The market should read this as a quality-of-earnings re-rating, not just an earnings beat. The most important signal is that the company is converting operating scale into free cash flow while de-risking the balance sheet, which raises the durability of buybacks and reduces the equity’s discount rate. That combination matters more than the headline EPS step-up because it creates a self-funding compounding loop: higher cash generation supports repurchases, repurchases reduce share count, and lower leverage expands optionality for M&A or further capital returns. The second-order winner is the specialty-and-services ecosystem around CAH. The company is increasingly acting like a platform rather than a distributor, which should pressure smaller regional distributors and narrower MSO models that cannot cross-sell across pharma, home, nuclear, and logistics.
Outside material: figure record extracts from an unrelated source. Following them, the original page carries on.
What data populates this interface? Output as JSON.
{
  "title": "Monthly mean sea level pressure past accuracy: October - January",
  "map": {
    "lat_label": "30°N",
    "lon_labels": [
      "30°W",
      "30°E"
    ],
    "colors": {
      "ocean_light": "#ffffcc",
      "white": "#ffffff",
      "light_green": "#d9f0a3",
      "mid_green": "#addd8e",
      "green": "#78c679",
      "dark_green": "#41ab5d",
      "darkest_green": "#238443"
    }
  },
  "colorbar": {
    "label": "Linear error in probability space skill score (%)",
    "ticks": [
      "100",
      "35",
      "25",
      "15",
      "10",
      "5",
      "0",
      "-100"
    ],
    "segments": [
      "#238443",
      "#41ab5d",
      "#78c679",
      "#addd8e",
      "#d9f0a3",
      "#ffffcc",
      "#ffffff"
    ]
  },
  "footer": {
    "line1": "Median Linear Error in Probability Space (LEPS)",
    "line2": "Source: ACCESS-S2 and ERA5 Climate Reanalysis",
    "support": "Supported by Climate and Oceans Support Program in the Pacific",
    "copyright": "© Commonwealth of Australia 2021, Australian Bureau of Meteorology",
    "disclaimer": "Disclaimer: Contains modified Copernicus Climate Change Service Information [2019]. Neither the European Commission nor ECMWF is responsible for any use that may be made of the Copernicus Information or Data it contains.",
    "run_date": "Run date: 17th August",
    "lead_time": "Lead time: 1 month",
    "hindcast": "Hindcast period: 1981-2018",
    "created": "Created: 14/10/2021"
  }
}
If the Solaris ramp and ADS integration continue to land, the earnings mix shifts toward higher-quality, less commoditized revenue streams; that can compress volatility even if core pharma growth normalizes. The implication for competitors is that price competition becomes harder to use as a weapon because CAH is monetizing adjacency and workflow integration rather than just distribution spread. The biggest near-term overhang is that a meaningful slice of the current upside is below-the-line: tax, repurchases, and potential tariff refunds. That means the stock can look optically cheap on current-year EPS, but investors will quickly punish any slip in execution or any delay in refund timing because the bridge to the raised guide is partly financial engineering, not purely operating leverage. The contrarian read is that the Navista impairment may actually be a positive signal: management is acknowledging a weaker sub-strategy early and reallocating attention toward the parts of Specialty with better economics. That should be viewed as portfolio pruning, not impairment-driven deterioration, unless the equity/MSO pivot starts to crowd out growth in oncology relationships over the next 2-3 quarters.